Ask an Actuary
Ask an Actuary
Alex Knights, FSA, EA, is a consulting actuary at Willis Towers Watson in Los Angeles, CA.
Q: When did you first decide to become an actuary?
Q: Who or what influenced your decision?
The Be An Actuary website.
Q: What is your educational background? Where did you attend college, and what was your major? Did you have any internships during college?
Actuarial Science Major at the University of the West Indies, Mona Campus, Jamaica.
Q: What classes did you take in college that helped prepare you for the career? What class was most helpful? What non-quantitative classes were helpful?
It was an actuarial science major so all courses helped prepare for my career. Life contingency class was most helpful. Helpful non-quantitative class was Academic Writing.
Q: What was your first job in the profession? How did you get the job? Did you start as an intern or in an actuarial training program? What type of work did you perform in you first actuarial job?
Retirement Actuarial Analyst. Recruited during my final year in college. Started as a full time employee. Pension valuations, benefit calculations, coverage and nondiscrimination testing.
Q: Was the job like you expected? Did you have any second thoughts?
Didn't have much expectations but no second thoughts.
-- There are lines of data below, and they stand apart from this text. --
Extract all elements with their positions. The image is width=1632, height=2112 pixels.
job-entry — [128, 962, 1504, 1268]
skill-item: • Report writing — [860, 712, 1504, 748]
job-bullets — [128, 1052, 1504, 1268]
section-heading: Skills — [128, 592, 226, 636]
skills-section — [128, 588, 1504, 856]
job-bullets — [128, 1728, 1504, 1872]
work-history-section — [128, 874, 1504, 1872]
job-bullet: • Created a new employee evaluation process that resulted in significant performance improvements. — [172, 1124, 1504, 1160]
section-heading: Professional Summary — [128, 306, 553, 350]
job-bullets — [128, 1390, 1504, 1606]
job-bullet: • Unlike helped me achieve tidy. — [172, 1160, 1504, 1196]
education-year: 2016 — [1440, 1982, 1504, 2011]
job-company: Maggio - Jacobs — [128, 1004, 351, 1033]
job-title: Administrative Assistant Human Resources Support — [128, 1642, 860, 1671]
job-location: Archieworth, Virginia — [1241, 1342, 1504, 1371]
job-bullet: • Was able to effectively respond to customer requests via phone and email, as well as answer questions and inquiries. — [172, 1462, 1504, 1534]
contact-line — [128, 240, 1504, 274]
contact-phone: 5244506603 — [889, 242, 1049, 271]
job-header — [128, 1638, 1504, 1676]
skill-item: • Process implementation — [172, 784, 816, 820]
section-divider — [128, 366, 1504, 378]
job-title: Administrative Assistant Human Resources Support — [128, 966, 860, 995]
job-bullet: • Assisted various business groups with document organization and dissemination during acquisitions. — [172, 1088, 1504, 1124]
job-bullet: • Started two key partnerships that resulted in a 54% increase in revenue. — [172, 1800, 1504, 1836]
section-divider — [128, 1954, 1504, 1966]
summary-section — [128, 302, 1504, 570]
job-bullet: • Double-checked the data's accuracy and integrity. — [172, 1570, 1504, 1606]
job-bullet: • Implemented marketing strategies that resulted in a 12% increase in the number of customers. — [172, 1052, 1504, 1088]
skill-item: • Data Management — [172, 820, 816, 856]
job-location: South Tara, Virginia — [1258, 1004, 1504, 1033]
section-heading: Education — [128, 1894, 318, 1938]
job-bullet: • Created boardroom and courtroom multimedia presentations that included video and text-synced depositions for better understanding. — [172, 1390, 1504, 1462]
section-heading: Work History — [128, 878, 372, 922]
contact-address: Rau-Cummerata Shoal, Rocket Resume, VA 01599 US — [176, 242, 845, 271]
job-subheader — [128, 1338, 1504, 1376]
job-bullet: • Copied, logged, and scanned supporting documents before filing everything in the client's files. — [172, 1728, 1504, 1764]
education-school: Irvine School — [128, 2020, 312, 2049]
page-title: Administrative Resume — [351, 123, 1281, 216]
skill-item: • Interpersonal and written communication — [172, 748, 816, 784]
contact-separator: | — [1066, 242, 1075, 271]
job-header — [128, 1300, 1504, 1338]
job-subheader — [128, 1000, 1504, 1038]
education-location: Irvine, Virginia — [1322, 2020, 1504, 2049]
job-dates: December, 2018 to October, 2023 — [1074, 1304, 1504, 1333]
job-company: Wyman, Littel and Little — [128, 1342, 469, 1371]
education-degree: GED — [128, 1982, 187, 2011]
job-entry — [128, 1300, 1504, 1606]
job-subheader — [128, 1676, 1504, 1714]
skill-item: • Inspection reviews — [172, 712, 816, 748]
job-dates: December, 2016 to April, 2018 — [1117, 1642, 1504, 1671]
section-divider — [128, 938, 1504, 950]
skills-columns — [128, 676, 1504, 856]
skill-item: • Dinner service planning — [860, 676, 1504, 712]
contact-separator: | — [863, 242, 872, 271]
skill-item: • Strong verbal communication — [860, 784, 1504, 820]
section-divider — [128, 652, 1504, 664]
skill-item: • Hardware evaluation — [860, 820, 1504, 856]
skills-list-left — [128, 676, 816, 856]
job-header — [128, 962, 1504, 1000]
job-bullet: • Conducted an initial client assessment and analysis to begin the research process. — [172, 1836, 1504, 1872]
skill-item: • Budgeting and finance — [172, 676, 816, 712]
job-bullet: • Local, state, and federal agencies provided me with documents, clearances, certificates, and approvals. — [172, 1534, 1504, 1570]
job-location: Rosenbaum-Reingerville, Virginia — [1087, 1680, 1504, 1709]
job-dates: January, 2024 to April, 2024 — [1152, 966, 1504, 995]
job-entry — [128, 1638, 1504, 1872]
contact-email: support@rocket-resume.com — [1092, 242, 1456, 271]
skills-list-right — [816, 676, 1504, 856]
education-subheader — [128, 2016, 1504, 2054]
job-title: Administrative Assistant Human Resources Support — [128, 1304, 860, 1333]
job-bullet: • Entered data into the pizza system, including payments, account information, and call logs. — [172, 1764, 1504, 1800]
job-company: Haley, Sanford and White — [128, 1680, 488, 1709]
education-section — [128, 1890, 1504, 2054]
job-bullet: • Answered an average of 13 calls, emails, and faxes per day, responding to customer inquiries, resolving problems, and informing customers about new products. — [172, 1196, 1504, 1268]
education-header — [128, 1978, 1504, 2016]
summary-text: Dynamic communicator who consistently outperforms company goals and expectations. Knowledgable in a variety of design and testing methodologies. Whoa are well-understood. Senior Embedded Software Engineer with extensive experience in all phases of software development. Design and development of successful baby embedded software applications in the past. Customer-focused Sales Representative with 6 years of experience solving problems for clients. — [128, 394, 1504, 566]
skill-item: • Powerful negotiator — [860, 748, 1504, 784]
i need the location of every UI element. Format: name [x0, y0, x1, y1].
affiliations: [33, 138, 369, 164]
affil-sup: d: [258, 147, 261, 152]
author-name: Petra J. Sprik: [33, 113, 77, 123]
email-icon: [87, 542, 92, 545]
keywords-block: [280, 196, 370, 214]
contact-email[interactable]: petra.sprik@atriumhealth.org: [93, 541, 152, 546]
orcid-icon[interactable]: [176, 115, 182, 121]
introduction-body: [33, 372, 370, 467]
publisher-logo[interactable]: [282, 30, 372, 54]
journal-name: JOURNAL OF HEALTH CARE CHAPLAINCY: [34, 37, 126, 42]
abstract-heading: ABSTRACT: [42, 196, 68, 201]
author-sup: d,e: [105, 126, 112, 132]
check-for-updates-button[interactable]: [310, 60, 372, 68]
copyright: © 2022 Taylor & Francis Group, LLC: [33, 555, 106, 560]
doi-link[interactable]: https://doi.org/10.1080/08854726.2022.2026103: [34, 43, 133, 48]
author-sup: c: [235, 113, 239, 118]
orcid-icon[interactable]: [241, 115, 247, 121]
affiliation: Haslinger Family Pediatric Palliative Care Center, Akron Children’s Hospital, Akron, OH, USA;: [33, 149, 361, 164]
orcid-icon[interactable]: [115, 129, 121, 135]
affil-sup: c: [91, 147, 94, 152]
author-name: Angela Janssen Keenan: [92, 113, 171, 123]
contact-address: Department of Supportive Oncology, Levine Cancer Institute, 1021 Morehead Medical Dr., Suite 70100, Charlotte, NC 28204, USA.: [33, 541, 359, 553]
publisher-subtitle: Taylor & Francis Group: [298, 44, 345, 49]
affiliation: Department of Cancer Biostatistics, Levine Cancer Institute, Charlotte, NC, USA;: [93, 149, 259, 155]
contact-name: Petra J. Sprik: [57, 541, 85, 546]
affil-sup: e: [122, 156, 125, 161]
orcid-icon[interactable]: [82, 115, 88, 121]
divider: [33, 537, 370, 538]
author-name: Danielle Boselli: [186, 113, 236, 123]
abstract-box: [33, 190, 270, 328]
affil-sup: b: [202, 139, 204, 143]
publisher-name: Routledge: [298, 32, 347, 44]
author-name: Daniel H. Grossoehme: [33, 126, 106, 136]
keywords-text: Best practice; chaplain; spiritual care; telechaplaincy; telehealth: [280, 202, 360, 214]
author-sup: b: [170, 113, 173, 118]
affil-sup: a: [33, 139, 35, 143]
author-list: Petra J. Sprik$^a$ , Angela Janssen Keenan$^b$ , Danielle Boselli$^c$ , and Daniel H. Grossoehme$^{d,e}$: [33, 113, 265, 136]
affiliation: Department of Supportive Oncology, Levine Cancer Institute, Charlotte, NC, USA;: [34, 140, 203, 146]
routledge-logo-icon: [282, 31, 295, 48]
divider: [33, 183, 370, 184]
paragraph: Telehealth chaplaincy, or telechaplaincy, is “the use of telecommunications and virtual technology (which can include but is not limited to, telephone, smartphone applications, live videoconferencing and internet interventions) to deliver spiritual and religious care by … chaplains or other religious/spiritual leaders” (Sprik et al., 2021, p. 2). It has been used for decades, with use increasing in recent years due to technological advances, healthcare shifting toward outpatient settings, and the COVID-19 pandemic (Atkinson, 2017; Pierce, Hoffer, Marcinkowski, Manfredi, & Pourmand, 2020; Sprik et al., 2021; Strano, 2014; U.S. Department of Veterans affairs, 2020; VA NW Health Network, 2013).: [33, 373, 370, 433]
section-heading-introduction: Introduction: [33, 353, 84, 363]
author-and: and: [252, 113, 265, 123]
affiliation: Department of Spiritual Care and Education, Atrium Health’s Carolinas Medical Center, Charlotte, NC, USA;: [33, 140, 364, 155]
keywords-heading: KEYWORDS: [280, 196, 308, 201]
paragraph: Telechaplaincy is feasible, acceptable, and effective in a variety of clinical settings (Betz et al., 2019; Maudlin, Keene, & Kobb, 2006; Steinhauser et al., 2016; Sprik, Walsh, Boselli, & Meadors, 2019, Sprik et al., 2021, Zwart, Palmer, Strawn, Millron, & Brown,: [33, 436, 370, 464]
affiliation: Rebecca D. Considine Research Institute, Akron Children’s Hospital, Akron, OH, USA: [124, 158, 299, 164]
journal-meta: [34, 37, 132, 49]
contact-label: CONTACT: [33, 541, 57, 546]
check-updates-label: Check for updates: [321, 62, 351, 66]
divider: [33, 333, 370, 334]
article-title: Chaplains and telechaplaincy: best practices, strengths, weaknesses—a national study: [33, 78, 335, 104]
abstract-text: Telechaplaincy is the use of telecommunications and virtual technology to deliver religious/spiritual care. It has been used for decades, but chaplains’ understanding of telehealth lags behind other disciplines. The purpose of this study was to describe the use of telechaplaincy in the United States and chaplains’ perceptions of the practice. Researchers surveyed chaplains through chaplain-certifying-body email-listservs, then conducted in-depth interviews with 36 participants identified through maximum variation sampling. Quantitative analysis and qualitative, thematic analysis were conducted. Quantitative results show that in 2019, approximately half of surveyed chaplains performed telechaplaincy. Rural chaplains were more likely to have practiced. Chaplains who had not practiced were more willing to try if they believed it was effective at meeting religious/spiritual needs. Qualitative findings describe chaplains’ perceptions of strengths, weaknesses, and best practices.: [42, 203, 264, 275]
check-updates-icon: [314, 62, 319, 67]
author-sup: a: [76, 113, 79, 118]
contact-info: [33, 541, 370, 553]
Q: When did you take your first exam? How long did it take for you to get through the exam process? Did you find studying for exams to be very helpful for your work?
First exam was May 2004. Seven years to complete. Only some exams were helpful for work.
Q: What was your career path from your first job to your current position?
Analyst → Senior Analyst → Consulting Actuary
Q: What type of work do you do on a day-to-day basis in your current position?
Client calls and communications, manage projects and teams, review work completed by analysts.
Q: How long have you been in the profession?
Q: What do you like best about your job?
Developing the client relationship.
Q: What advice would you give to students who are interested in becoming an actuary?
Try to talk to persons in the profession at varying levels of experience. Also, have an idea of where you want to be once exams are over.